Between the years of 2017 and 2021 I was part of two “Securing WordPress” initiatives, both of which were triggered shortly after our team was notified by WordPress of a brute-force login attempt on our wp-admin page. In our defense, the web designers hired by my employers did not have experience with web security, and thus only used the basic security features built into WordPress.
In an effort to educate young IT pros and myself about WordPress security (since breaches due to misconfigured WordPress instances are quite common). I researched and listed some WordPress security best practices:
Best Practices
1. Secure your login.
- Use strong passwords: Make sure that all your WordPress administrators are using strong passwords. You might want to use one of the recommended password managers to generate strong passwords and keep track of them.
- Enable two-factor authentication: Two-factor authentication (2FA) is a very effective tool in preventing unauthorized access to an account, and although WordPress does not have a native 2FA feature there are plugins that make adding this feature to your wp-admin page fairly simple (Which you can find here).
- Change the default “admin” username: The username “admin” is one of if not the most used username for administrative accounts, so chances are it will be the first username attackers will try to breach during a brute force attack. If you’ve already created a user with this name we strongly recommend you create an administrator account with a different username.
- Limit login attempts: Limiting the number of failed login attempts an account can have will prevent hackers from running effective brute-force attacks (Limit Login Attempts plugin).
2. Use a secure WordPress host.
If you plan on using a cloud service provider to host your WordPress site consider a host that will protect your information and allow you to recover your site if an attack occurs. See this list of recommended WordPress hosting providers.

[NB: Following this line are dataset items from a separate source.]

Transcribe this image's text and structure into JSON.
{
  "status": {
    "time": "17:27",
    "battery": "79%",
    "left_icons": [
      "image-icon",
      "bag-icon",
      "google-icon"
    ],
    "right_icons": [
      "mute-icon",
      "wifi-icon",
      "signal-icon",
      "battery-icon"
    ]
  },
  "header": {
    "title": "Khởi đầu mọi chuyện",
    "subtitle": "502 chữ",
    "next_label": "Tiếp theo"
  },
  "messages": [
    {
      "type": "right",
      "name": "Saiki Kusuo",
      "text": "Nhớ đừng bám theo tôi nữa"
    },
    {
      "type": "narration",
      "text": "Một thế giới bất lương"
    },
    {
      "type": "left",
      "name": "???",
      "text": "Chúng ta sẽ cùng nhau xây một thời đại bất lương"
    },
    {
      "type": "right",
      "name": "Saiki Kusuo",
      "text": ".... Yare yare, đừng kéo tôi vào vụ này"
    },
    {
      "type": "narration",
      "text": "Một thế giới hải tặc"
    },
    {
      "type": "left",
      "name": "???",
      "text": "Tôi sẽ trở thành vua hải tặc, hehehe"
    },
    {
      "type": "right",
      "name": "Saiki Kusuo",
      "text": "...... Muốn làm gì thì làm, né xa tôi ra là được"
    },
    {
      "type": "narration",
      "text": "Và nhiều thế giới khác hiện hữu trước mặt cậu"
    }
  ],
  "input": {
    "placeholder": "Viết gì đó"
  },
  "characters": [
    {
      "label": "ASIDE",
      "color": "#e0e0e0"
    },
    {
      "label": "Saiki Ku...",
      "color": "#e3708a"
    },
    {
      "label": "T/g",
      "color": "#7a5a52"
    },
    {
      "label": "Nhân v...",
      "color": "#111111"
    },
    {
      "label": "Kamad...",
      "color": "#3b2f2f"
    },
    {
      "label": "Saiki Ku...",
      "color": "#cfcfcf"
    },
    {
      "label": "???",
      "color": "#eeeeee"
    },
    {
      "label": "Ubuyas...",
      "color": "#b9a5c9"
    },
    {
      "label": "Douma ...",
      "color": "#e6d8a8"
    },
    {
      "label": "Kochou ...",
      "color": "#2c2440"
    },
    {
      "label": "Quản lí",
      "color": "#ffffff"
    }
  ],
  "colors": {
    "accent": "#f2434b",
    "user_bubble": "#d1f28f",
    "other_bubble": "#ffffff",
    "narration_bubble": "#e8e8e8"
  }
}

3. Keep your WordPress UpToDate.
Outdated versions of WordPress are common targets for hackers. Make sure you regularly check for and install WordPress updates to eliminate vulnerabilities found in older versions.
4. Update PHP.
Running the latest version of PHP is a key component to maintaining a secure WordPress site. Most cloud hosts and even your WordPress instance will notify you once an upgrade is available.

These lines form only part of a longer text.